With that in mind, Gu and her collaborators developed an automated program, called HangFix, that can detect hang bugs, diagnose the relevant problem, and apply a patch that corrects the root cause of the error.
The researchers tested a prototype of HangFix against 42 real-world hang bugs in 10 commonly used cloud server applications. The bugs were drawn from a database of hang bugs that programmers discovered affecting various websites.
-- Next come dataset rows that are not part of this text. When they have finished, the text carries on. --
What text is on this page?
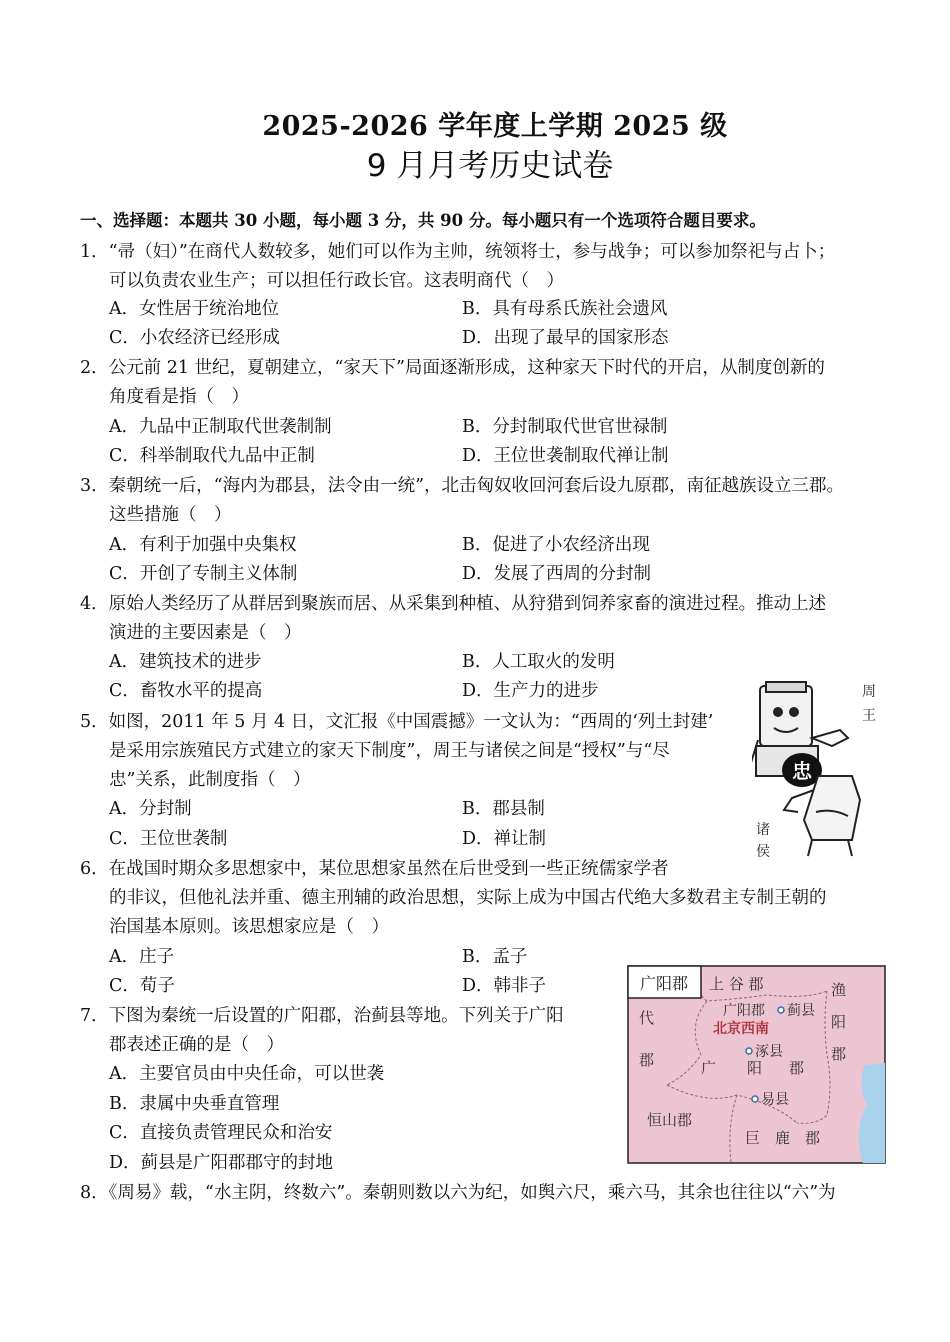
2025-2026 学年度上学期 2025 级
9 月月考历史试卷
一、选择题：本题共 30 小题，每小题 3 分，共 90 分。每小题只有一个选项符合题目要求。
1．“帚（妇）”在商代人数较多，她们可以作为主帅，统领将士，参与战争；可以参加祭祀与占卜；
可以负责农业生产；可以担任行政长官。这表明商代（　）
A．女性居于统治地位	B．具有母系氏族社会遗风
C．小农经济已经形成	D．出现了最早的国家形态
2．公元前 21 世纪，夏朝建立，“家天下”局面逐渐形成，这种家天下时代的开启，从制度创新的
角度看是指（　）
A．九品中正制取代世袭制制	B．分封制取代世官世禄制
C．科举制取代九品中正制	D．王位世袭制取代禅让制
3．秦朝统一后，“海内为郡县，法令由一统”，北击匈奴收回河套后设九原郡，南征越族设立三郡。
这些措施（　）
A．有利于加强中央集权	B．促进了小农经济出现
C．开创了专制主义体制	D．发展了西周的分封制
4．原始人类经历了从群居到聚族而居、从采集到种植、从狩猎到饲养家畜的演进过程。推动上述
演进的主要因素是（　）
A．建筑技术的进步	B．人工取火的发明
C．畜牧水平的提高	D．生产力的进步
5．如图，2011 年 5 月 4 日，文汇报《中国震撼》一文认为：“西周的‘列土封建’
是采用宗族殖民方式建立的家天下制度”，周王与诸侯之间是“授权”与“尽
忠”关系，此制度指（　）
A．分封制	B．郡县制
C．王位世袭制	D．禅让制
6．在战国时期众多思想家中，某位思想家虽然在后世受到一些正统儒家学者
的非议，但他礼法并重、德主刑辅的政治思想，实际上成为中国古代绝大多数君主专制王朝的
治国基本原则。该思想家应是（　）
A．庄子	B．孟子
C．荀子	D．韩非子
7．下图为秦统一后设置的广阳郡，治蓟县等地。下列关于广阳
郡表述正确的是（　）
A．主要官员由中央任命，可以世袭
B．隶属中央垂直管理
C．直接负责管理民众和治安
D．蓟县是广阳郡郡守的封地
8．《周易》载，“水主阴，终数六”。秦朝则数以六为纪，如舆六尺，乘六马，其余也往往以“六”为
忠
周
王
诸
侯
广阳郡 上 谷 郡	渔
阳
郡
代
郡
广阳郡 蓟县
北京西南
涿县
广 阳 郡
易县
恒山郡
巨　鹿　郡
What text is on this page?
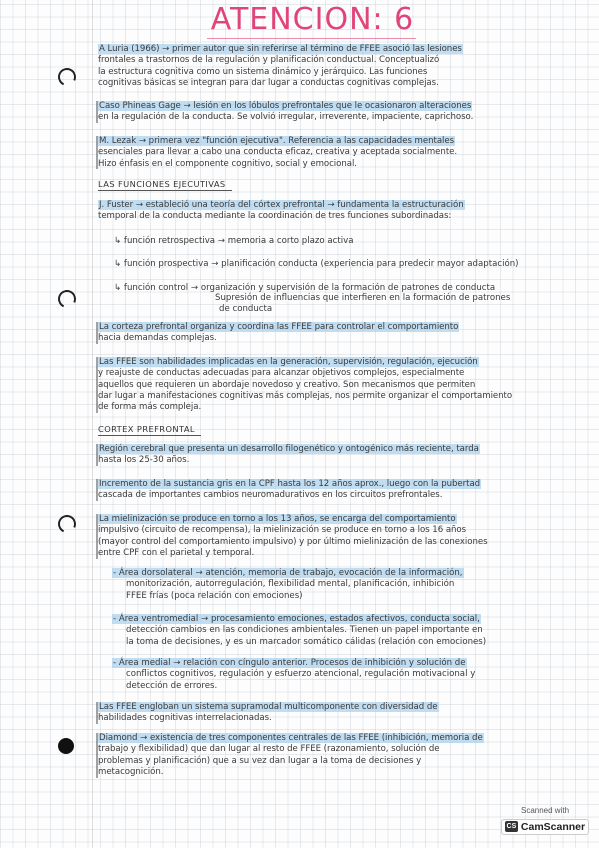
ATENCION: 6

A Luria (1966) → primer autor que sin referirse al término de FFEE asoció las lesiones

frontales a trastornos de la regulación y planificación conductual. Conceptualizó

la estructura cognitiva como un sistema dinámico y jerárquico. Las funciones

cognitivas básicas se integran para dar lugar a conductas cognitivas complejas.

Caso Phineas Gage → lesión en los lóbulos prefrontales que le ocasionaron alteraciones

en la regulación de la conducta. Se volvió irregular, irreverente, impaciente, caprichoso.

M. Lezak → primera vez "función ejecutiva". Referencia a las capacidades mentales

esenciales para llevar a cabo una conducta eficaz, creativa y aceptada socialmente.

Hizo énfasis en el componente cognitivo, social y emocional.

LAS FUNCIONES EJECUTIVAS

J. Fuster → estableció una teoría del córtex prefrontal → fundamenta la estructuración

temporal de la conducta mediante la coordinación de tres funciones subordinadas:

↳ función retrospectiva → memoria a corto plazo activa

↳ función prospectiva → planificación conducta (experiencia para predecir mayor adaptación)

↳ función control → organización y supervisión de la formación de patrones de conducta

Supresión de influencias que interfieren en la formación de patrones

de conducta

La corteza prefrontal organiza y coordina las FFEE para controlar el comportamiento

hacia demandas complejas.

Las FFEE son habilidades implicadas en la generación, supervisión, regulación, ejecución

y reajuste de conductas adecuadas para alcanzar objetivos complejos, especialmente

aquellos que requieren un abordaje novedoso y creativo. Son mecanismos que permiten

dar lugar a manifestaciones cognitivas más complejas, nos permite organizar el comportamiento

de forma más compleja.

CORTEX PREFRONTAL

Región cerebral que presenta un desarrollo filogenético y ontogénico más reciente, tarda

hasta los 25-30 años.

Incremento de la sustancia gris en la CPF hasta los 12 años aprox., luego con la pubertad

cascada de importantes cambios neuromadurativos en los circuitos prefrontales.

La mielinización se produce en torno a los 13 años, se encarga del comportamiento

impulsivo (circuito de recompensa), la mielinización se produce en torno a los 16 años

(mayor control del comportamiento impulsivo) y por último mielinización de las conexiones

entre CPF con el parietal y temporal.

- Área dorsolateral → atención, memoria de trabajo, evocación de la información,

monitorización, autorregulación, flexibilidad mental, planificación, inhibición

FFEE frías (poca relación con emociones)

- Área ventromedial → procesamiento emociones, estados afectivos, conducta social,

detección cambios en las condiciones ambientales. Tienen un papel importante en

la toma de decisiones, y es un marcador somático cálidas (relación con emociones)

- Área medial → relación con cíngulo anterior. Procesos de inhibición y solución de

conflictos cognitivos, regulación y esfuerzo atencional, regulación motivacional y

detección de errores.

Las FFEE engloban un sistema supramodal multicomponente con diversidad de

habilidades cognitivas interrelacionadas.

Diamond → existencia de tres componentes centrales de las FFEE (inhibición, memoria de

trabajo y flexibilidad) que dan lugar al resto de FFEE (razonamiento, solución de

problemas y planificación) que a su vez dan lugar a la toma de decisiones y

metacognición.

Scanned with
CS CamScanner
HangFix fixed 40 of the bugs in seconds.
“The remaining two bugs were identified and partially fixed, but required additional input from programmers who had relevant domain knowledge of the application,” Gu says.
For comparison, it took weeks or months to detect, diagnose and fix those hang bugs when they were first discovered.
“We’re optimistic that this tool will make hang bugs less common – and websites less frustrating for many users,” Gu says. “We are working to integrate Hangfix into InsightFinder.” InsightFinder is the AI-based IT operations and analytics startup founded by Gu.
The paper, “HangFix: Automatically Fixing Software Hang Bugs for Production Cloud Systems,” is being presented at the ACM Symposium on Cloud Computing (SoCC’20), being held online October 19-21. The paper was co-authored by Jingzhu He, a Ph.D. student at NC State who is nearing graduation; Ting Dai, a Ph.D. graduate of NC State who is now at IBM Research; and Guoliang Jin, an assistant professor of computer science at NC State.
HangFix is the latest in a long line of tools Gu’s team has developed to address cloud computing challenges. Her 2011 paper, “CloudScale: Elastic Resource Scaling for Multi-tenant Cloud Systems,” was selected as the winner of the 2020 SoCC 10-Year Award at this year’s conference.